Well, I agree with everything else, but this is wrong.

The capacitance of the cable resonates with the inductance of the pickups, to form a 12dB/octave low-pass filter with a resonant peak.

The Q varies depending on the setting of the volume control, and the input impedance of the amp. The resonant frequency varies depending on the pickup selector setting, and any coil taps you might select. The guitar tone knob affects both the resonant frequency and the Q.

You can compensate it, but you need another 12dB/octave filter. I think there is a pedal on the market that does it, or maybe I'm getting confused with DTAR's "Mama Bear" DSP thing. The math behind it is what speaker designers call the "Linkwitz transform".

The "engineery" solution is a FET or op-amp buffer inside the guitar, and a little capacitor before it to resonate the pickups at your favourite frequency. Then you can use any cable and it'll sound the same. I don't bother: I make my own cables, and I know I like 600-750pF, so I can arrange for them to end up about that capacitance.

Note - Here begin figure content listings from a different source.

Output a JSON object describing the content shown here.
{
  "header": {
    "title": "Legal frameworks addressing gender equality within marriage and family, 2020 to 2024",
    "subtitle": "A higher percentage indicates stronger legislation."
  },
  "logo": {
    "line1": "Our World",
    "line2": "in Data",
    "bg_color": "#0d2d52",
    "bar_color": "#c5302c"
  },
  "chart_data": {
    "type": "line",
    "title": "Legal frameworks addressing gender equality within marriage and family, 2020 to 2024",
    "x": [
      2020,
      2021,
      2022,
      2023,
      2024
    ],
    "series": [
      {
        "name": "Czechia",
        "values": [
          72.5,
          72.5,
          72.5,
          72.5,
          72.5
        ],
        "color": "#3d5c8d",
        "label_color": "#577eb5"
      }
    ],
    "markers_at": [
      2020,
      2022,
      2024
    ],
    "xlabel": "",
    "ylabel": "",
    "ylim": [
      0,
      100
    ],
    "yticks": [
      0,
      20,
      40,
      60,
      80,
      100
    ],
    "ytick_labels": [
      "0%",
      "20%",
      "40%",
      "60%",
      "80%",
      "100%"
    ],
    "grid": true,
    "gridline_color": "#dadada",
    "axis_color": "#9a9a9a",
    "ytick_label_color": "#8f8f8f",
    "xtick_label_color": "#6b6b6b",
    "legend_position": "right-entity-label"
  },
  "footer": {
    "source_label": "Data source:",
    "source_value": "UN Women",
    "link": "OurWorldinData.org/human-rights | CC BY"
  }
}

Since I discovered Neutrik connectors, I've never had a cable end fail. I had a few leads that went open about 4ft from the guitar end, where they trail on the ground and get trodden on.

One disadvantage of Neutriks is, being made of solid brass, they're so strong that if you tread on the cable, it can crack the top of your guitar.

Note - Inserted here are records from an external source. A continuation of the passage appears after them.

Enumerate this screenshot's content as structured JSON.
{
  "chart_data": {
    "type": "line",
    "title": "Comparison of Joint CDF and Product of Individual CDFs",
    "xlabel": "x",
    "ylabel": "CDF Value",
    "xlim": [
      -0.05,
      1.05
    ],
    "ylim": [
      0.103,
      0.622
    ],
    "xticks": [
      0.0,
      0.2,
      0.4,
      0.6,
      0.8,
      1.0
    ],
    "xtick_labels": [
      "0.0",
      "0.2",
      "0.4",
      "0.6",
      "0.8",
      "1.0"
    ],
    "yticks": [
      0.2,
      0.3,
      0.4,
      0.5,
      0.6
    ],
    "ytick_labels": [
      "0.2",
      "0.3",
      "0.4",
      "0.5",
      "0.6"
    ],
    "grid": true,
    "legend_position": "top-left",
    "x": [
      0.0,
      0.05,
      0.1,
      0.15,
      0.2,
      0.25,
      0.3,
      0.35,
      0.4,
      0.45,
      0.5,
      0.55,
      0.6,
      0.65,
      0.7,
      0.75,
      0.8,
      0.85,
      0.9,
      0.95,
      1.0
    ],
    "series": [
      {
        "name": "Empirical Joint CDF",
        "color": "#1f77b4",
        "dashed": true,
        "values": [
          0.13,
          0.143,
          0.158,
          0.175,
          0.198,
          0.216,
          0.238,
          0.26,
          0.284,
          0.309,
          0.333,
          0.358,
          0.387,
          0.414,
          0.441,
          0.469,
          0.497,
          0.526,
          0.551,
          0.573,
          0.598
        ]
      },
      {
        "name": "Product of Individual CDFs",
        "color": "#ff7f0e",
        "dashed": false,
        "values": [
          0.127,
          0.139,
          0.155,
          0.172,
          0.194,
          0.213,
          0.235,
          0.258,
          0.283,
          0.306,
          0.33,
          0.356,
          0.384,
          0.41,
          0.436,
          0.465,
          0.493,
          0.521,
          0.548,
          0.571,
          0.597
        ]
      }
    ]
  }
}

The second order resonate circuit formed by the coil, coil capacitance, pot and capacitor do in deed for a theoretical 12 db per octave peaking filter, but that neglects two additional factors, the eddy current contribution which steepens that slope, and that the cable which forms a first order hi-pass filter at 6 db per octave at a resonate frequency far down the slope of the second order peaking filter where it has little impact on the peaking filter's center frequency or Q, which is mostly determined by the pot and coil resistance. Doing sweeps of pickups with magnetic loops confirms the minor contribution of a reasonable cable capacitance unless it is so high of value that the low pass knee is further up the 18 db/octave slope. That occur with very high capacitance cable and a very low Q of the second order filter. Neither case is seen in competent pick up designs and tone circuits from my experience. The effect of the cable alone can be seen in plots varying only cable length and tends to support the -6db per octave effect at frequencies above Fmax of the second order filter.
For consistent sound a buffer, as you suggest is a very good idea, the noise floor drops, cable differences are diminished and longer runs are possible. During the 70s I set up a number of bass rigs with balanced line circuits that reduced noise and the roll off associated with long runs. I needed to characterize pickups and basses at the time for designing a different style bass amp. The measurements deviated from accepted theory of the time that I went on to test dozens of guitar pickups in different guitar configurations.

I still think the cable capacitance affects the resonant frequency.
PSPICE Modeling of Guitar Circuits with Effects of the Instrument Cable

However, he used Tele bridge pickups for his simulation, and has only a brief investigation of humbuckers, with the following interesting note:
If you have any results that contradict the above, feel free to post them.